## Action space

Often \(\Theta\).

## Decision rule

In the context of point estimation, the decision rule is called a
statistical estimator (also termed statistic or estimator) of \(\theta\), usually designed as \(\widehat{\theta}\), is any function of the
data (sample of the random variable) \(\widehat{\theta}=d(x)\).

We might want to estimate some parameter of \(f\) or some feature such as \(\mu\).

### Nuisance parameter

Parameters that we do not want to estimate.

## Sampling distribution of a statistic \(\widehat{\theta}\)

The distribution of \(\widehat{\theta}\) is called the sampling
distribution.

## Bias of \(\widehat{\theta}\)

\[bias(\widehat{\theta}) =
E[\widehat{\theta}] - \theta\]

## Standard error \(se\) of \(\widehat{\theta}\)

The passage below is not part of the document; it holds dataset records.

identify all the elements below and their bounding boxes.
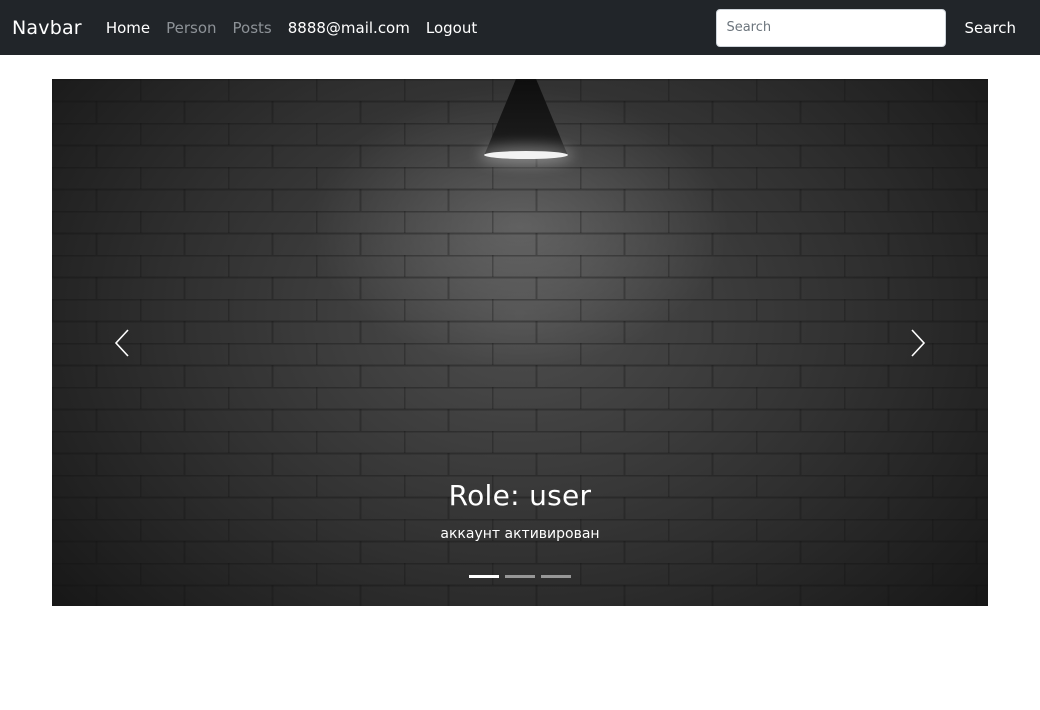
nav-link-home[interactable]: Home bbox=[106, 19, 150, 37]
navbar-brand[interactable]: Navbar bbox=[12, 17, 82, 39]
chevron-right-icon bbox=[910, 328, 926, 358]
carousel-caption: Role: user аккаунт активирован bbox=[52, 479, 988, 542]
lamp-light bbox=[484, 151, 568, 159]
search-input[interactable] bbox=[716, 8, 947, 47]
nav-link-person[interactable]: Person bbox=[166, 19, 216, 37]
carousel-indicator-3[interactable] bbox=[541, 575, 571, 578]
caption-title: Role: user bbox=[448, 479, 592, 512]
chevron-left-icon bbox=[114, 328, 130, 358]
caption-text: аккаунт активирован bbox=[440, 526, 600, 542]
search-form: Search bbox=[716, 8, 1028, 47]
carousel-indicator-1[interactable] bbox=[469, 575, 499, 578]
nav-link-posts[interactable]: Posts bbox=[233, 19, 272, 37]
nav-link-logout[interactable]: Logout bbox=[426, 19, 477, 37]
nav-link-user-email[interactable]: 8888@mail.com bbox=[288, 19, 410, 37]
carousel: Role: user аккаунт активирован bbox=[52, 79, 988, 606]
nav-links: Home Person Posts 8888@mail.com Logout bbox=[106, 19, 493, 37]
carousel-indicators bbox=[52, 575, 988, 578]
navbar: Navbar Home Person Posts 8888@mail.com L… bbox=[0, 0, 1040, 55]
carousel-indicator-2[interactable] bbox=[505, 575, 535, 578]
search-button[interactable]: Search bbox=[952, 9, 1028, 47]
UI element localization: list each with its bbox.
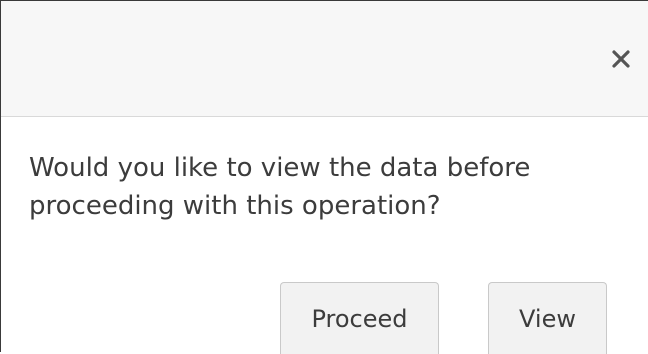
dialog-message: Would you like to view the data before p… [29,153,531,221]
proceed-button[interactable]: Proceed [280,282,439,354]
view-button[interactable]: View [488,282,607,354]
confirm-dialog: Would you like to view the data before p… [0,0,648,354]
dialog-header [1,1,648,117]
close-icon[interactable] [612,50,630,68]
close-button[interactable] [601,39,641,79]
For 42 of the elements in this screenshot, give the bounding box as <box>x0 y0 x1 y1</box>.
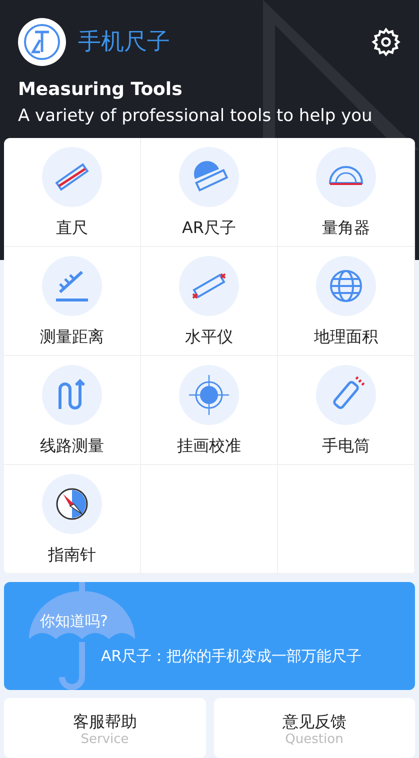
footer-card[interactable]: 意见反馈 Question <box>214 698 415 758</box>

\[se(\widehat{\theta})=\sqrt{V(\widehat{\theta})}\]
Often \(se\) is difficult to calculate
as the variance depends on the unknown distribution \(F\). A typical solution is to aproximate
\(F\) with the empirical distribution
\(\widehat{F}\) and use bootstrap.

## Consistency

\(\widehat{\theta}_n\) is consistent
if it converges in probability to \(\theta\).

## Asymptotic normality

\(\widehat{\theta}_n\) is
asymptotically normal if \(\frac{\widehat{\theta}_n - \theta}{se}\)
converges in distribution to \(N(0,1)\).

## Loss and risk functions

### Squared error

\(L(\theta,\widehat{\theta})=(\theta -
\widehat{\theta})^2\)

The risk function is called MSE.

\(MSE =
R(\theta,\widehat{\theta})=E[L(\theta,\widehat{\theta})]= \int (\theta -
\widehat{\theta})^2 f(x;\theta) \, dx\)

#### Examples

##### Example 1

\(X \sim N(\mu,1)\)

\(\widehat{\mu}_1 = 4\)

\(MSE_1 = bias(\widehat{\mu}_1)^2 +
var(\widehat{\mu}_1)= \left( E[\widehat{\mu}_1] - \mu \right)^2+
var(\widehat{\mu}_1) = \left(4-\mu \right)^2 + 0 = \left(4-\mu
\right)^2\)

\(\widehat{\mu}_2 = X\)

\(MSE_2 = bias(\widehat{\mu}_2)^2 +
var(\widehat{\mu}_2)= \left( E[\widehat{\mu}_2] - \mu \right)^2+
var(\widehat{\mu}_2) = \left(E[X]-\mu \right)^2 + var(X) = \left(\mu-\mu
\right)^2 + 1 = 1\)

If the parameter happens to be close to 4 the risk for the first
estimator is better than for the second. Otherwise, the second si
better.

### Absolute error

\(L(\theta,\widehat{\theta})=|\theta -
\widehat{\theta}|\)

### Kullback-Leibler

\(L(\theta,\widehat{\theta})=\int \log
\left( \frac{f(x;\theta)}{f(x;\widehat{\theta})} \right) f(x;\theta)
dx\)